By Erin Steiner who contributes regularly to WeddingChaplain.ca and also covers a variety of topics for other websites.
Here’s the thing that we all know but very few of us want to admit. When all is said and done, what most people talk about after weddings aren’t the marriage ceremonies or the wedding vows. What people talk about the most is the dress.
Everyone wants to be this beautiful on their wedding day!
Choosing your wedding dress is an involved process. First you have to decide whether you want to have your dress designed specifically for you or if you should purchase something off the rack.
It’s important to understand that “off the rack” is something of a misnomer. Most bridal shops will keep a variety of dress designs in stock and then, once a bride has decided on a dress, the shop attendant will take the bride’s measurements and send them to the manufacturer so that the dress can be built “to spec.” Usually, even with all of the correct measurements, the dress does not come back built perfectly. Most brides have to have additional alterations made to these dresses to help them fit perfectly. From start to finish, even off the rack wedding dresses can take months to find, buy and be made to fit properly…and, honestly, aren’t that much cheaper than a custom design.
Which begs the question: If you’re going to have to wait months and will be spending lots of money anyway, why not simply hire a dress designer from the beginning?
Hiring a dress designer isn’t something that only very well-off brides do anymore. Today women of all economic and social backgrounds hire dress designers to design their wedding dresses. Even if you’re cash-strapped, there are independent designers waiting for the chance to add your dress to their portfolio (the abundance of indie designers might be because, according to “Five Great Careers for Trendsetters,” fashion design is one of the fastest growing fields of employment).
If you are considering hiring a designer to create a custom wedding dress, it is important that you not simply hire the first person you find online.

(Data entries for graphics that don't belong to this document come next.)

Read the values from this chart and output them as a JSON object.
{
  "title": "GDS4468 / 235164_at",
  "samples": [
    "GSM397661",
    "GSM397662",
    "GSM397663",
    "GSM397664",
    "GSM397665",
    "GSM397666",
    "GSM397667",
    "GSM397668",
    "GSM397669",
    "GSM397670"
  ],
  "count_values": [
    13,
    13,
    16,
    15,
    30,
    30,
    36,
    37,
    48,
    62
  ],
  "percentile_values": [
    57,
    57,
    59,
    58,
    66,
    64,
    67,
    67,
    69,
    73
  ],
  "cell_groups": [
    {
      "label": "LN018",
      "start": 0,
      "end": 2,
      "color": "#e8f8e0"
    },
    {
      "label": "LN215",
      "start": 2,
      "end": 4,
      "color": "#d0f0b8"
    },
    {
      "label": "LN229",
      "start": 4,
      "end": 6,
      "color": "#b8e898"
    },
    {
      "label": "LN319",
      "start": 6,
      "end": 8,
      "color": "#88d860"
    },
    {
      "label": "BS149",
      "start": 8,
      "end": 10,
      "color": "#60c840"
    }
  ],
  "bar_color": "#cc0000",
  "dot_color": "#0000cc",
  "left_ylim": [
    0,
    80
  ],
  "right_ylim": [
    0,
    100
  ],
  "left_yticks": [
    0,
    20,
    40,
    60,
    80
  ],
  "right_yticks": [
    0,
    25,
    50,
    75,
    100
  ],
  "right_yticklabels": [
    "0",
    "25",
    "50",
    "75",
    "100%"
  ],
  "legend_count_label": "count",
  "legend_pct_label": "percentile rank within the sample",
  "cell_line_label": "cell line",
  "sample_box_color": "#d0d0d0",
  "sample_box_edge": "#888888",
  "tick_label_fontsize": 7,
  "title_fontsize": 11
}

Instead, use the following tips to help you find the perfect person to design your wedding dress.
Finding the perfect fit isn’t as hard as you think!
1. Start with your inner circle.
Is someone in your circle of friends or family great with a sewing machine? Does someone you know have a flair for fashion? Having a friend or family member design and make your dress is a fantastic way to both involve that friend in your big day and to get a one-of-a-kind wedding dress (often for the cost of the fabric and not much more).
2. Local is always best.
When you hire someone locally, you’ll be able to go in for fittings in person. If you can’t find a single person with whom you want to work, don’t worry; there are dress makers who will work over email and the phone. You might want to start shopping around for a local person to do alterations if they’re needed though.
3. Ask for references.
Run away from anybody who insists that they know what they’re doing and that you don’t need to see examples of their work (beyond the photos in their portfolio). You want to know what it is like to work with the person as much as you want to be able to see a finished garment with your own eyes.
4. Make sure you hire someone who knows how to make a pattern from scratch.
Just because someone is great at working with an existing pattern doesn’t mean they have the skills and knowledge to build a pattern based on your specifications. You need someone with that skill if you want a dress that is really one of a kind and not something that was found in a book or online.
5. Pay attention to the details of garments made by your potential designer.
Look at the seams and edging to see how well the garments are constructed. Anything can look great from far away. You want something that looks great close up, too.
These are just five of the things that you need to remember when you’re hiring someone to build your wedding dress from scratch. Did you have your wedding dress custom built? How did you find your designer?